Use a provider like this:
{
"$schema": "https://opencode.ai/config.json",
"provider": {
"writingmate": {
"npm": "@ai-sdk/openai-compatible",
"name": "Writingmate",
"options": {
"baseURL": "https://writingmate.ai/api/openai/v1",
"apiKey": "{env:OPENAI_API_KEY}"
},
"models": {
"google/gemini-2.5-flash": {},
"openai/gpt-5-mini": {}
}
}
}
}
Environment:
export OPENAI_API_KEY=YOUR_WRITINGMATE_DEVELOPER_KEY

OpenCode can use Writingmate as an OpenAI-compatible provider with a custom base URL and developer key.
Aider
Aider can target any OpenAI-compatible endpoint.

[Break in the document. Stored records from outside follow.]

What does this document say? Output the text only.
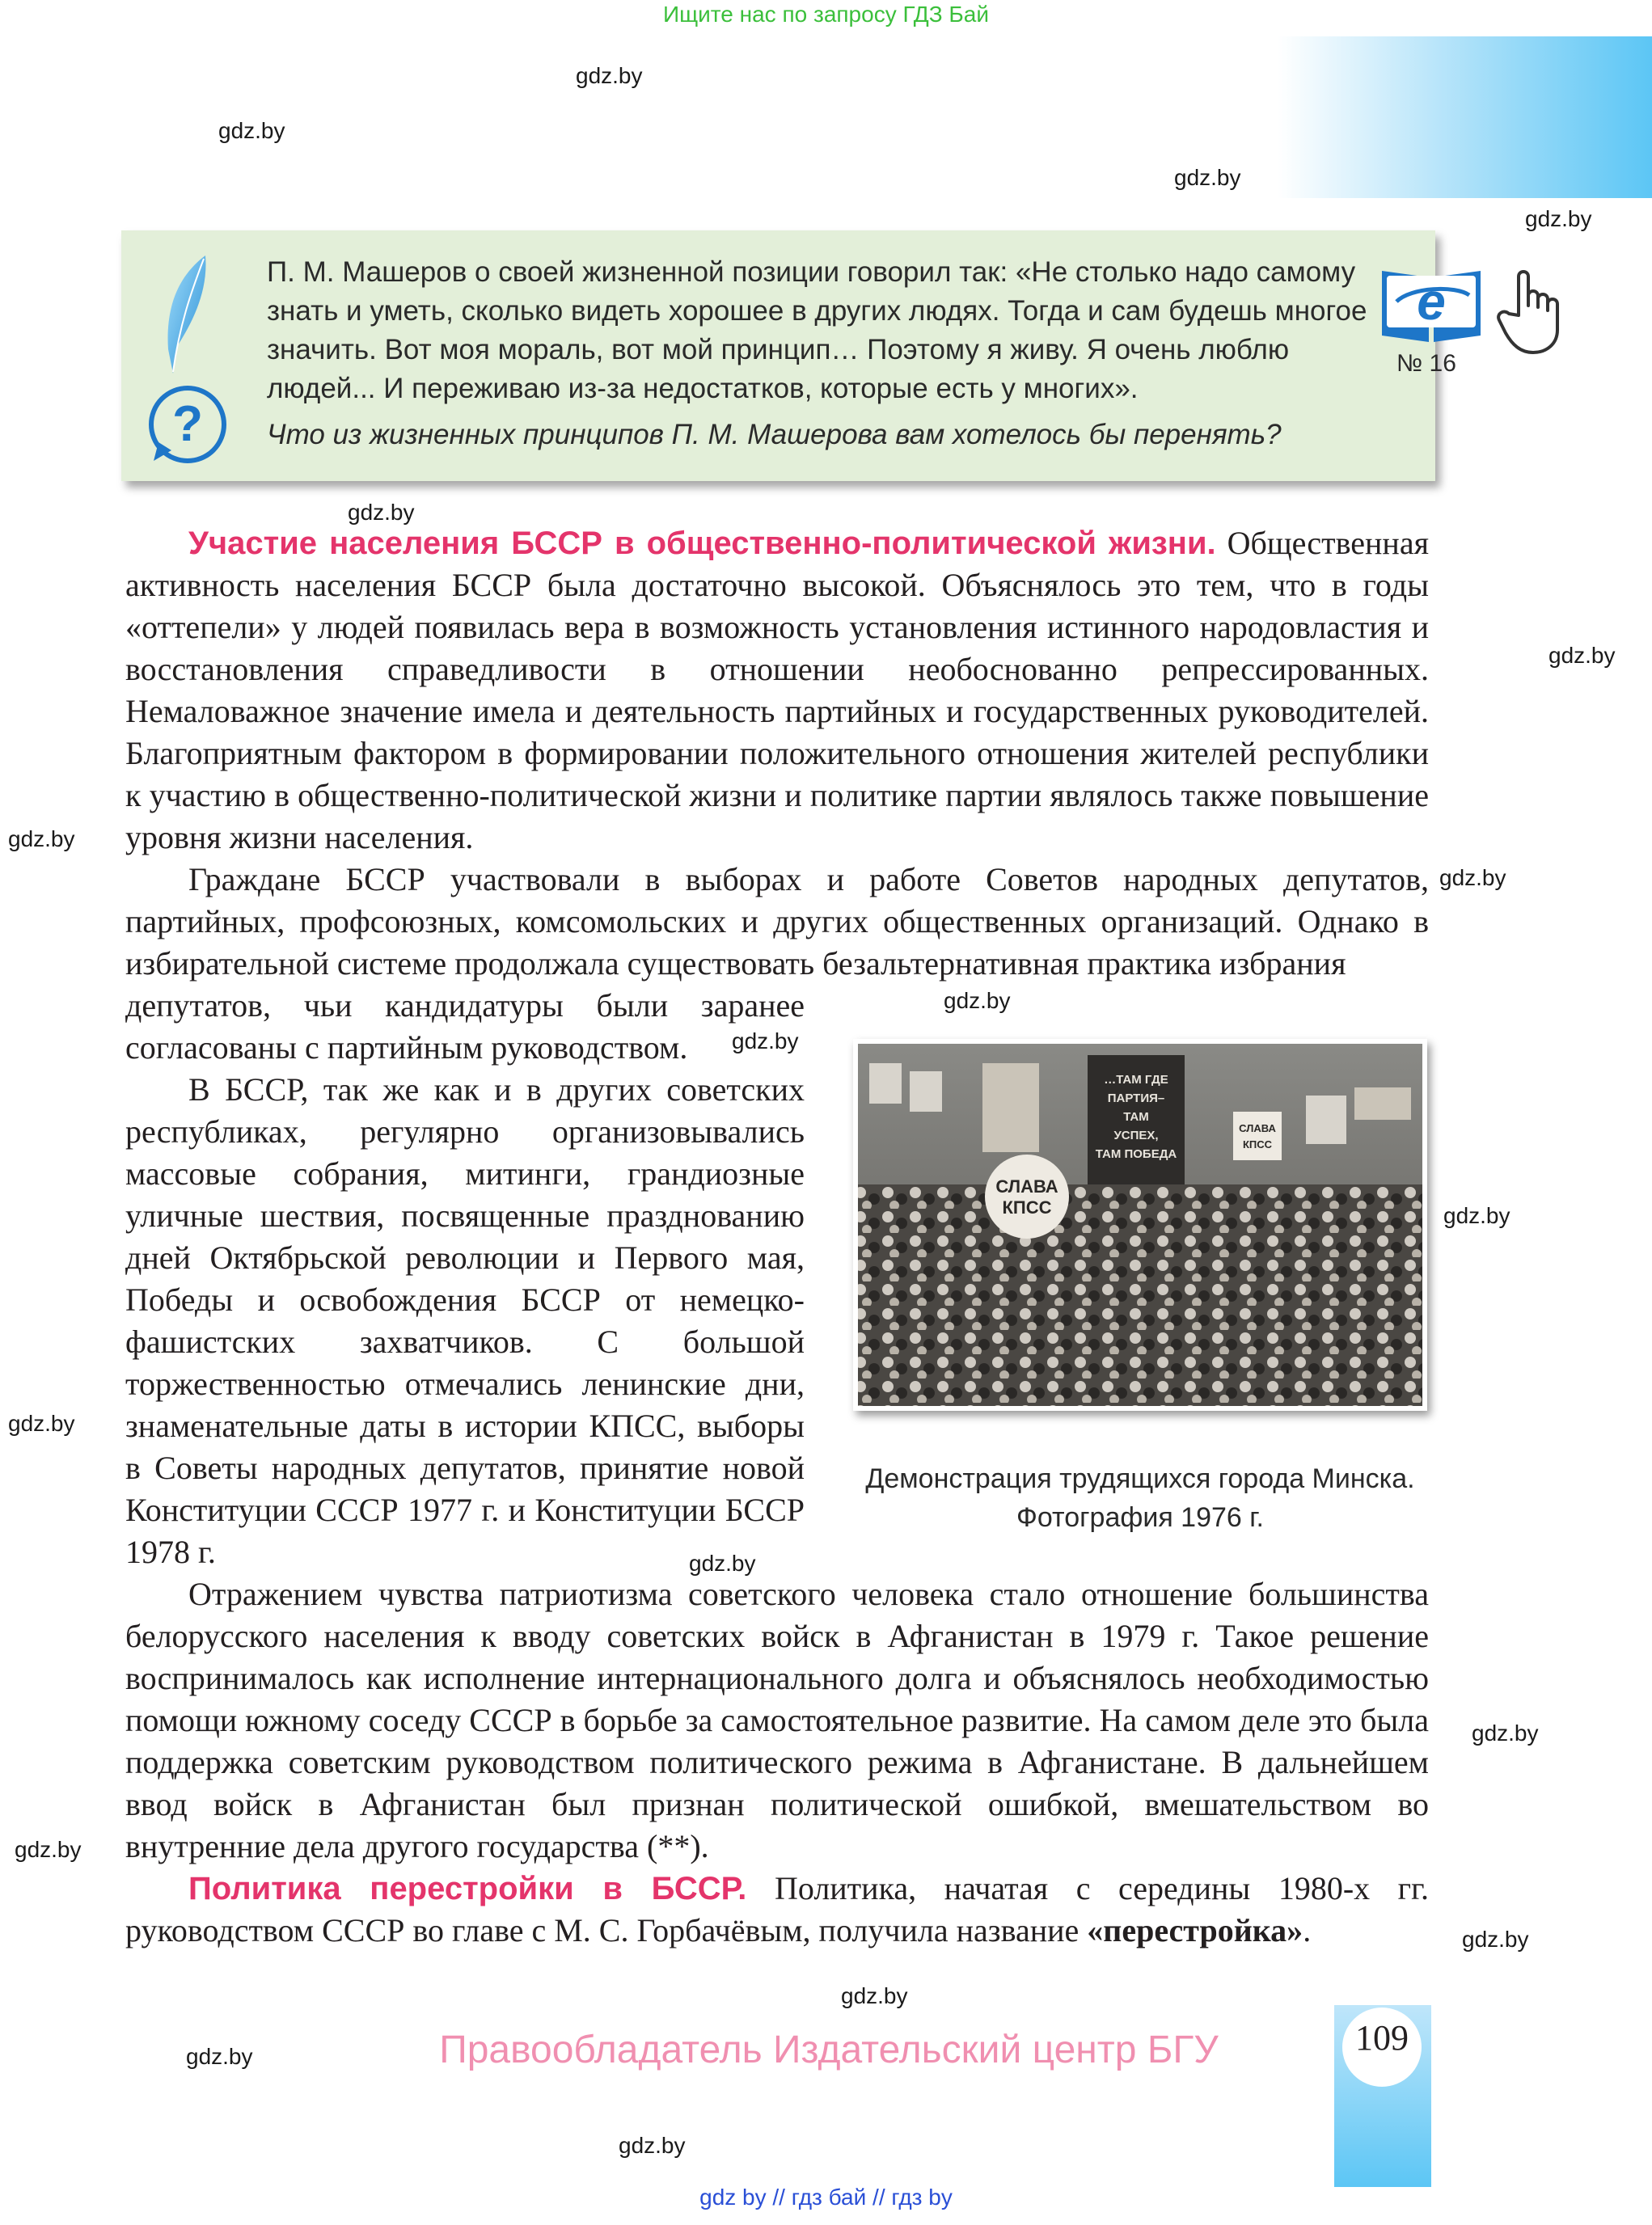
Ищите нас по запросу ГДЗ Бай
gdz.by
gdz.by
gdz.by
gdz.by
gdz.by
gdz.by
gdz.by
gdz.by
gdz.by
gdz.by
gdz.by
gdz.by
gdz.by
gdz.by
gdz.by
gdz.by
gdz.by
gdz.by
gdz.by
?
П. М. Машеров о своей жизненной позиции говорил так: «Не столько надо самому знать и уметь, сколько видеть хорошее в других людях. Тогда и сам будешь многое значить. Вот моя мораль, вот мой принцип… Поэтому я живу. Я очень люблю людей... И переживаю из-за недостатков, которые есть у многих».
Что из жизненных принципов П. М. Машерова вам хотелось бы перенять?
e
№ 16
Участие населения БССР в общественно-политической жизни. Общественная активность населения БССР была достаточно высокой. Объяснялось это тем, что в годы «оттепели» у людей появилась вера в возможность установления истинного народовластия и восстановления справедливости в отношении необоснованно репрессированных. Немаловажное значение имела и деятельность партийных и государственных руководителей. Благоприятным фактором в формировании положительного отношения жителей республики к участию в общественно-политической жизни и политике партии являлось также повышение уровня жизни населения.
Граждане БССР участвовали в выборах и работе Советов народных депутатов, партийных, профсоюзных, комсомольских и других общественных организаций. Однако в избирательной системе продолжала существовать безальтернативная практика избрания
депутатов, чьи кандидатуры были заранее согласованы с партийным руководством.
В БССР, так же как и в других советских республиках, регулярно организовывались массовые собрания, митинги, грандиозные уличные шествия, посвященные празднованию дней Октябрьской революции и Первого мая, Победы и освобождения БССР от немецко-фашистских захватчиков. С большой торжественностью отмечались ленинские дни, знаменательные даты в истории КПСС, выборы в Советы народных депутатов, принятие новой Конституции СССР 1977 г. и Конституции БССР 1978 г.
Отражением чувства патриотизма советского человека стало отношение большинства белорусского населения к вводу советских войск в Афганистан в 1979 г. Такое решение воспринималось как исполнение интернационального долга и объяснялось необходимостью помощи южному соседу СССР в борьбе за самостоятельное развитие. На самом деле это была поддержка советским руководством политического режима в Афганистане. В дальнейшем ввод войск в Афганистан был признан политической ошибкой, вмешательством во внутренние дела другого государства (**).
…ТАМ ГДЕ
ПАРТИЯ–
ТАМ
УСПЕХ,
ТАМ ПОБЕДА
СЛАВА
КПСС
СЛАВА
КПСС
Демонстрация трудящихся города Минска. Фотография 1976 г.
Политика перестройки в БССР. Политика, начатая с середины 1980-х гг. руководством СССР во главе с М. С. Горбачёвым, получила название «перестройка».
109
Правообладатель Издательский центр БГУ
gdz by // гдз бай // гдз by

export OPENAI_API_KEY=YOUR_WRITINGMATE_DEVELOPER_KEY
export OPENAI_API_BASE=https://writingmate.ai/api/openai/v1
aider --model openai/google/gemini-2.5-flash
Important: Aider uses the openai/ prefix for OpenAI-compatible endpoints, so the Writingmate model slug becomes:
openai/google/gemini-2.5-flash
llm CLI
Simon Willison’s llm CLI can add OpenAI-compatible models using extra-openai-models.yaml.
First, store the key:
llm keys set openai
Then add a model definition to extra-openai-models.yaml:
- model_id: writingmate-gemini-flash
model_name: google/gemini-2.5-flash
api_base: "https://writingmate.ai/api/openai/v1"
api_key_name: openai
Then run:
llm -m writingmate-gemini-flash "Reply with exactly: HELLO_FROM_LLM"
Tool calling
/chat/completions and /responses support OpenAI-style function tools for single-step tool calling.
Notes
- This API is OpenAI-compatible, not byte-for-byte identical to every OpenAI feature.
- Use
/modelsto discover the currently supported live model list. - For transcription-specific details, see the dedicated transcription documentation.